I don’t actually like any of these people. Why the hell don’t I like any of these people?

It’s because the show can’t recover from the shadow of its greatest and biggest character. Its break-out star. What made the show a ratings smash. I’m referring to the actual, physical, nightmarish world the characters live in. The world is a more important character than any person you ever see on screen. A show’s world is always a big part of the storytelling. Pawnee, Indiana is its own background character on Parks and Recreation. The Simpsons have a reliable backup every week: the town of Springfield. Hell, even a show with such brilliant characters as Breaking Bad gains a little bit of charm from the fact that it’s set in Albuquerque, NM. The Walking Dead turned this television trope on its head by making the setting the star attraction. Everyone else is just there as backup. The closest comparison is Lost, but that show had the narrative framework that included 20 minutes of flashbacks per episode and the possibility that “everything is magic all the time.”

This criticism applies to every instance the show slows down. When it stops for smaller character beats or long pointless monologues so you can learn how one survivor feels about religion, on the back of everyone’s mind is when we’re going to get back to the world falling apart. It’s not as much fun to watch people farming when you know just on the horizon is something horrifying. And because of this, when horrible things DO happen, (first major spoiler: things only sometimes happen) while it’s viscerally enjoyable, there’s no real emotional stake to it.

No one knew this was going to be a smash hit. It’s why the opening episode starts the same way the comics do. There’s an introduction to the sheriff for a few pages. Sheriff gets shot. Sheriff wakes up from a coma months later to find that the world has gone to hell and there’s no one really left. Why would you care, though? This is just some dude who it looks like woke up in a horror movie halfway through the second act. The show tries, desperately, to make you feel for these people on a deep level but it’s nearly impossible to because there’s no room for solid foundation. In a show about the world in ruins and only a handful of survivors, people actually can make the criticism “Well, nothing happened in THAT episode.”

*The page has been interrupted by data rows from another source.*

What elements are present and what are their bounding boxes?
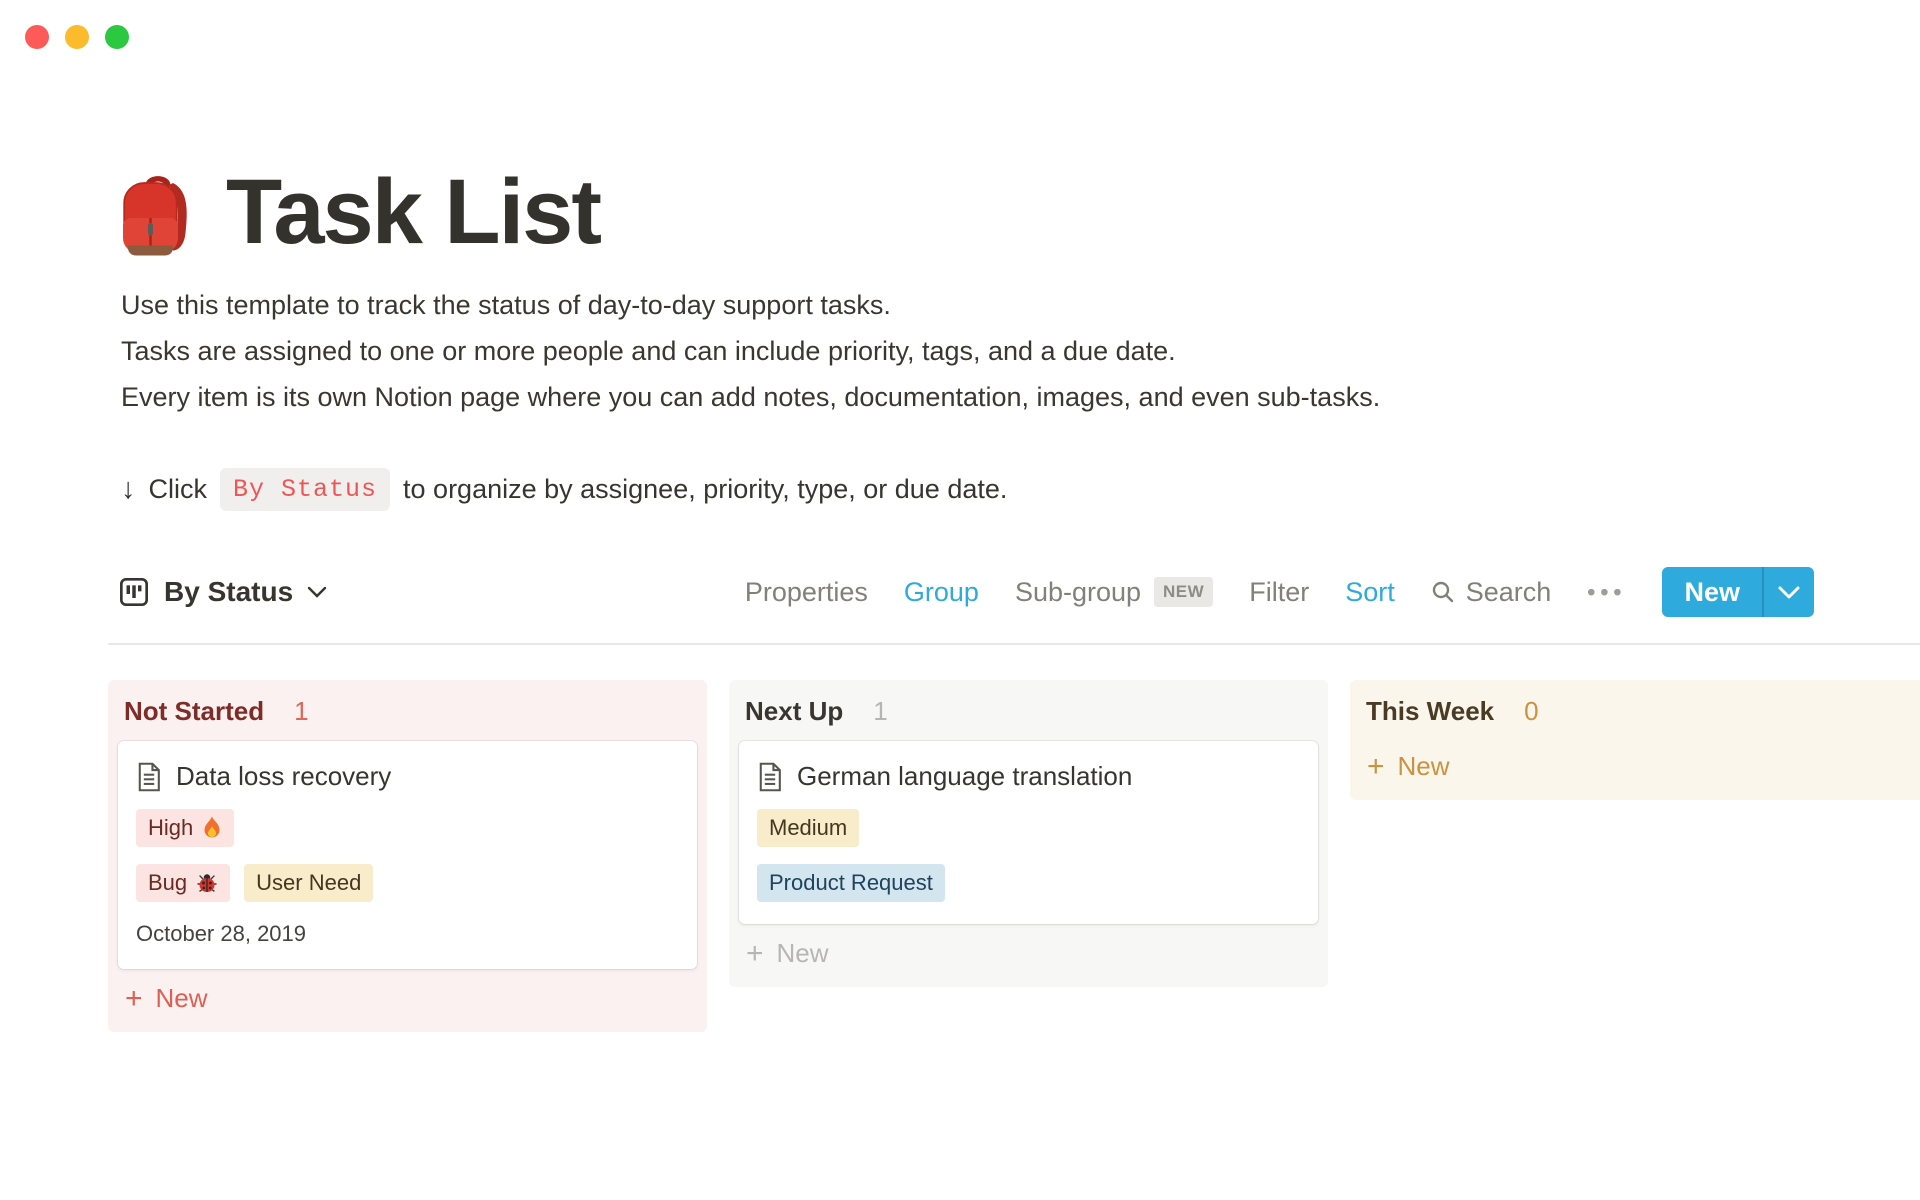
- sort-button[interactable]: Sort: [1345, 577, 1395, 608]
- column-title: Next Up: [745, 696, 843, 727]
- column-cards: Data loss recovery High: [108, 741, 707, 969]
- view-switcher-label: By Status: [164, 576, 293, 608]
- card-due-date: October 28, 2019: [136, 921, 679, 947]
- column-header-not-started[interactable]: Not Started 1: [108, 680, 707, 741]
- column-count: 1: [873, 696, 887, 727]
- column-title: Not Started: [124, 696, 264, 727]
- column-header-this-week[interactable]: This Week 0: [1350, 680, 1920, 741]
- description-line: Tasks are assigned to one or more people…: [121, 328, 1380, 374]
- plus-icon: +: [746, 941, 764, 967]
- plus-icon: +: [125, 986, 143, 1012]
- page-header: Task List: [118, 160, 600, 265]
- down-arrow-icon: ↓: [121, 473, 136, 506]
- new-feature-badge: NEW: [1154, 577, 1213, 607]
- filter-button[interactable]: Filter: [1249, 577, 1309, 608]
- search-icon: [1431, 580, 1455, 604]
- board-column-this-week: This Week 0 + New: [1350, 680, 1920, 800]
- column-cards: German language translation Medium Produ…: [729, 741, 1328, 924]
- hint-suffix: to organize by assignee, priority, type,…: [403, 474, 1007, 505]
- board-column-not-started: Not Started 1 Data loss recovery: [108, 680, 707, 1032]
- ladybug-icon: [196, 872, 218, 894]
- fire-icon: [202, 816, 222, 840]
- toolbar-divider: [108, 643, 1920, 645]
- view-toolbar: By Status Properties Group Sub-group NEW…: [118, 566, 1814, 618]
- page-title: Task List: [226, 160, 600, 265]
- type-tag-bug: Bug: [136, 864, 230, 902]
- priority-tag-high: High: [136, 809, 234, 847]
- hint-prefix: Click: [149, 474, 208, 505]
- column-count: 0: [1524, 696, 1538, 727]
- close-window-button[interactable]: [25, 25, 49, 49]
- search-label: Search: [1466, 577, 1552, 608]
- board-view-icon: [118, 576, 150, 608]
- description-line: Every item is its own Notion page where …: [121, 374, 1380, 420]
- add-card-button-next-up[interactable]: + New: [729, 924, 1328, 975]
- kanban-board: Not Started 1 Data loss recovery: [108, 680, 1920, 1032]
- page-doc-icon: [136, 762, 162, 792]
- sub-group-label: Sub-group: [1015, 577, 1141, 608]
- card-title: German language translation: [797, 761, 1132, 792]
- sub-group-button[interactable]: Sub-group NEW: [1015, 577, 1213, 608]
- add-card-button-not-started[interactable]: + New: [108, 969, 707, 1020]
- group-button[interactable]: Group: [904, 577, 979, 608]
- new-button-dropdown[interactable]: [1764, 567, 1814, 617]
- column-count: 1: [294, 696, 308, 727]
- card-data-loss-recovery[interactable]: Data loss recovery High: [118, 741, 697, 969]
- type-tag-product-request: Product Request: [757, 864, 945, 902]
- backpack-emoji-icon: [118, 168, 198, 258]
- properties-button[interactable]: Properties: [745, 577, 868, 608]
- toolbar-menu: Properties Group Sub-group NEW Filter So…: [745, 567, 1814, 617]
- page-doc-icon: [757, 762, 783, 792]
- view-switcher[interactable]: By Status: [118, 576, 327, 608]
- more-options-button[interactable]: •••: [1587, 579, 1626, 606]
- board-column-next-up: Next Up 1 German language translati: [729, 680, 1328, 987]
- add-card-button-this-week[interactable]: + New: [1350, 741, 1920, 788]
- zoom-window-button[interactable]: [105, 25, 129, 49]
- column-header-next-up[interactable]: Next Up 1: [729, 680, 1328, 741]
- new-record-button-label[interactable]: New: [1662, 567, 1762, 617]
- card-title: Data loss recovery: [176, 761, 391, 792]
- hint-line: ↓ Click By Status to organize by assigne…: [121, 468, 1007, 511]
- tag-user-need: User Need: [244, 864, 373, 902]
- window-controls: [25, 25, 129, 49]
- description-line: Use this template to track the status of…: [121, 282, 1380, 328]
- chevron-down-icon: [307, 586, 327, 598]
- by-status-code-chip: By Status: [220, 468, 390, 511]
- new-record-button[interactable]: New: [1662, 567, 1814, 617]
- minimize-window-button[interactable]: [65, 25, 89, 49]
- priority-tag-medium: Medium: [757, 809, 859, 847]
- card-german-language-translation[interactable]: German language translation Medium Produ…: [739, 741, 1318, 924]
- search-button[interactable]: Search: [1431, 577, 1552, 608]
- page-description: Use this template to track the status of…: [121, 282, 1380, 420]
- column-title: This Week: [1366, 696, 1494, 727]
- plus-icon: +: [1367, 754, 1385, 780]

I can only imagine how amazing this show could have built itself into if it had started with a slow burn. A first season of 12 episodes where we meet these characters, spread throughout Georgia, with occasional scenes of the world starting to go to shit. Give these characters something that’s worth caring about before pulling back the curtain to reveal the star of the show. Care about two characters’ marriage for a different reason than “Hey! They’re married! And marriage is supposed to be great, right?” Or, hell, care about a kid’s actions outside of other than “LOOK AT THE BOY ON THE SCREEN!”

It’s harsh criticism, but it’s true. The show’s writers do their best with the materials they have. Occasionally, there are times when you do care about the people on screen. But it’s not often enough to really drive the show anywhere. And, to be fair, most of the people who are watching this show aren’t asking for much more. They want to see a screwdriver to a zombie’s head and call it a day. They can get by with a character nicknaming a newborn “Lil’ Asskicker” because that isn’t important to them. And, maybe, a show like this doesn’t need to have compelling character arcs. But if you try to shoehorn them into the REAL reason everyone is watching, you’re just going come across as hacky. You’re working from a disadvantage, but at least acknowledge this and try to tell a fun story.

I’m fine, The Walking Dead, with you occasionally taking a breather from incessant mayhem to give characters room to grow. But you are a show about gross-out scares and the end of the world. It’s OK to not be better than that.